December 17, 2012 / 1:12 AM / 7 years ago

U.S. to press China on trade as Beijing eyes "fiscal cliff"

WASHINGTON (Reuters) - The United States will press senior Chinese officials this week for action on longstanding trade problems, and may face a rebuke from Beijing over the haphazard way it is managing its finances.

A Chinese delegation led by Vice Premier Wang Qishan will be in Washington on Tuesday and Wednesday for talks with U.S. Trade Representative Ron Kirk, acting U.S. Commerce Secretary Rebecca Blank and U.S. Agriculture Secretary Tom Vilsack.

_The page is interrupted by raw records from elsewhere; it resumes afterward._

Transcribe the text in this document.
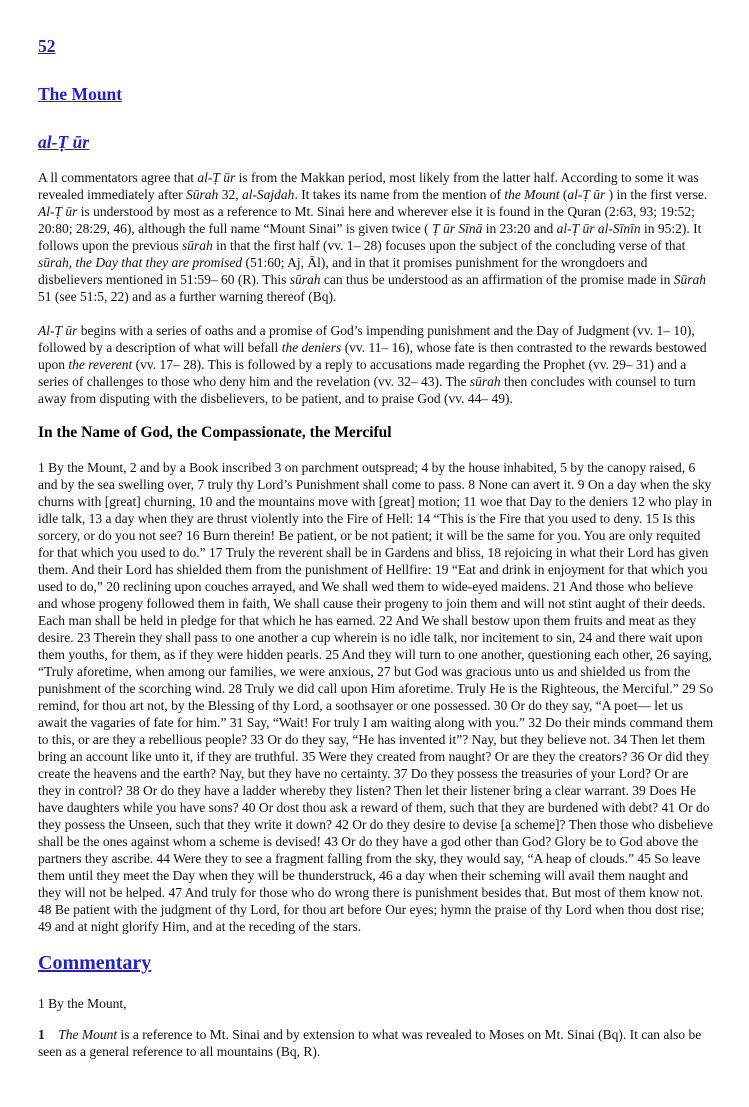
52
The Mount
al-Ṭ ūr

A ll commentators agree that al-Ṭ ūr is from the Makkan period, most likely from the latter half. According to some it was revealed immediately after Sūrah 32, al-Sajdah. It takes its name from the mention of the Mount (al-Ṭ ūr ) in the first verse. Al-Ṭ ūr is understood by most as a reference to Mt. Sinai here and wherever else it is found in the Quran (2:63, 93; 19:52; 20:80; 28:29, 46), although the full name “Mount Sinai” is given twice ( Ṭ ūr Sīnā in 23:20 and al-Ṭ ūr al-Sīnīn in 95:2). It follows upon the previous sūrah in that the first half (vv. 1– 28) focuses upon the subject of the concluding verse of that sūrah, the Day that they are promised (51:60; Aj, Āl), and in that it promises punishment for the wrongdoers and disbelievers mentioned in 51:59– 60 (R). This sūrah can thus be understood as an affirmation of the promise made in Sūrah 51 (see 51:5, 22) and as a further warning thereof (Bq).

Al-Ṭ ūr begins with a series of oaths and a promise of God’s impending punishment and the Day of Judgment (vv. 1– 10), followed by a description of what will befall the deniers (vv. 11– 16), whose fate is then contrasted to the rewards bestowed upon the reverent (vv. 17– 28). This is followed by a reply to accusations made regarding the Prophet (vv. 29– 31) and a series of challenges to those who deny him and the revelation (vv. 32– 43). The sūrah then concludes with counsel to turn away from disputing with the disbelievers, to be patient, and to praise God (vv. 44– 49).

In the Name of God, the Compassionate, the Merciful

1 By the Mount, 2 and by a Book inscribed 3 on parchment outspread; 4 by the house inhabited, 5 by the canopy raised, 6 and by the sea swelling over, 7 truly thy Lord’s Punishment shall come to pass. 8 None can avert it. 9 On a day when the sky churns with [great] churning, 10 and the mountains move with [great] motion; 11 woe that Day to the deniers 12 who play in idle talk, 13 a day when they are thrust violently into the Fire of Hell: 14 “This is the Fire that you used to deny. 15 Is this sorcery, or do you not see? 16 Burn therein! Be patient, or be not patient; it will be the same for you. You are only requited for that which you used to do.” 17 Truly the reverent shall be in Gardens and bliss, 18 rejoicing in what their Lord has given them. And their Lord has shielded them from the punishment of Hellfire: 19 “Eat and drink in enjoyment for that which you used to do,” 20 reclining upon couches arrayed, and We shall wed them to wide-eyed maidens. 21 And those who believe and whose progeny followed them in faith, We shall cause their progeny to join them and will not stint aught of their deeds. Each man shall be held in pledge for that which he has earned. 22 And We shall bestow upon them fruits and meat as they desire. 23 Therein they shall pass to one another a cup wherein is no idle talk, nor incitement to sin, 24 and there wait upon them youths, for them, as if they were hidden pearls. 25 And they will turn to one another, questioning each other, 26 saying, “Truly aforetime, when among our families, we were anxious, 27 but God was gracious unto us and shielded us from the punishment of the scorching wind. 28 Truly we did call upon Him aforetime. Truly He is the Righteous, the Merciful.” 29 So remind, for thou art not, by the Blessing of thy Lord, a soothsayer or one possessed. 30 Or do they say, “A poet— let us await the vagaries of fate for him.” 31 Say, “Wait! For truly I am waiting along with you.” 32 Do their minds command them to this, or are they a rebellious people? 33 Or do they say, “He has invented it”? Nay, but they believe not. 34 Then let them bring an account like unto it, if they are truthful. 35 Were they created from naught? Or are they the creators? 36 Or did they create the heavens and the earth? Nay, but they have no certainty. 37 Do they possess the treasuries of your Lord? Or are they in control? 38 Or do they have a ladder whereby they listen? Then let their listener bring a clear warrant. 39 Does He have daughters while you have sons? 40 Or dost thou ask a reward of them, such that they are burdened with debt? 41 Or do they possess the Unseen, such that they write it down? 42 Or do they desire to devise [a scheme]? Then those who disbelieve shall be the ones against whom a scheme is devised! 43 Or do they have a god other than God? Glory be to God above the partners they ascribe. 44 Were they to see a fragment falling from the sky, they would say, “A heap of clouds.” 45 So leave them until they meet the Day when they will be thunderstruck, 46 a day when their scheming will avail them naught and they will not be helped. 47 And truly for those who do wrong there is punishment besides that. But most of them know not. 48 Be patient with the judgment of thy Lord, for thou art before Our eyes; hymn the praise of thy Lord when thou dost rise; 49 and at night glorify Him, and at the receding of the stars.

Commentary

1 By the Mount,

1 The Mount is a reference to Mt. Sinai and by extension to what was revealed to Moses on Mt. Sinai (Bq). It can also be seen as a general reference to all mountains (Bq, R).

“I don’t think we should be expecting sweeping changes, but I do think we will see tangible progress on some specific issues,” said John Frisbie, president of the U.S.-China Business Council. “China is definitely prioritizing its U.S. relations and they are also discussing economic reforms back at home that could impact some of the issues that matter to U.S. companies.”

Kirk and his colleagues have said they are pushing China to drop restrictions on U.S. livestock and farm products, to take stronger action to stop counterfeiting and piracy of U.S. goods and to reduce pressure on U.S. companies to transfer valuable technology to do business in China.

Wang in turn is expected to convey Beijing’s strong interest in a deal in Washington to avoid the $600 billion in spending cuts and tax hikes set to take hold at the start of the year, widely known as the “fiscal cliff.

Economists warn that failure to avert that outcome could send the United States back in recession, which would threaten growth in China and around the world. President Barack Obama and Republican leaders have so far made little visible progress toward a deal.

Given that China is the United States’ largest creditor, it has a deep interest in Washington’s management of its budget.

Chinese officials are also expected to press on a range of other issues - from concerns about U.S. anti-dumping measures on their exports, to restrictions on China’s ability to import U.S. high-technology products and the often strong political resistance to Chinese investment in the United States.


The annual U.S.-China Joint Commission on Commerce and Trade meeting comes during a transition for both governments.

Obama is expected to bring in a new economic team for his second term. Chinese Vice President Xi Jinping took helm of the Chinese Communist party in November and will take over as head of state in March at the annual parliament meeting.

“We’re either going to get nothing, meaning just details, or we might get a change,” said Derek Scissors, a senior research fellow at the Heritage Foundation in Washington.

One reason to be optimistic that concrete progress could be made is a trip Xi made last week to southern Guangdong, where he echoed calls for market reforms and strengthening the rule of law that reformist senior Chinese leader Deng Xiaoping made 20 years ago in the same province.

Outgoing Chinese President Hu Jintao’s ten-year tenure is generally associated with a retreat from market liberalization and the rise of Chinese “state capitalism” that favored domestic national champions over foreign firms.

In that sense, this week’s JCCT meeting could mark the start of the Xi era in U.S-China relations, but there remains a lot of uncertainty about how much reform the new Chinese administration will pursue, Frisbie said.

Wang is seen as a reform advocate and has been promoted to a new senior Communist party position, but he also will be giving up his responsibility for economic policies to head up an anti-corruption campaign.

Wang’s sensitive new party position means he won’t say much that is bold, so “what I’m hoping is that he brings his successor” even though one hasn’t been named, Scissors said.

One U.S. business official, speaking on condition he not be identified, said he was hoping for progress on troublesome “indigenous innovation” policies that put pressure on U.S. companies that want to do business in China to transfer technology to Chinese partners.

U.S. companies are also increasingly concerned about Chinese cyberattacks and other attempts to steal trade secrets, he said.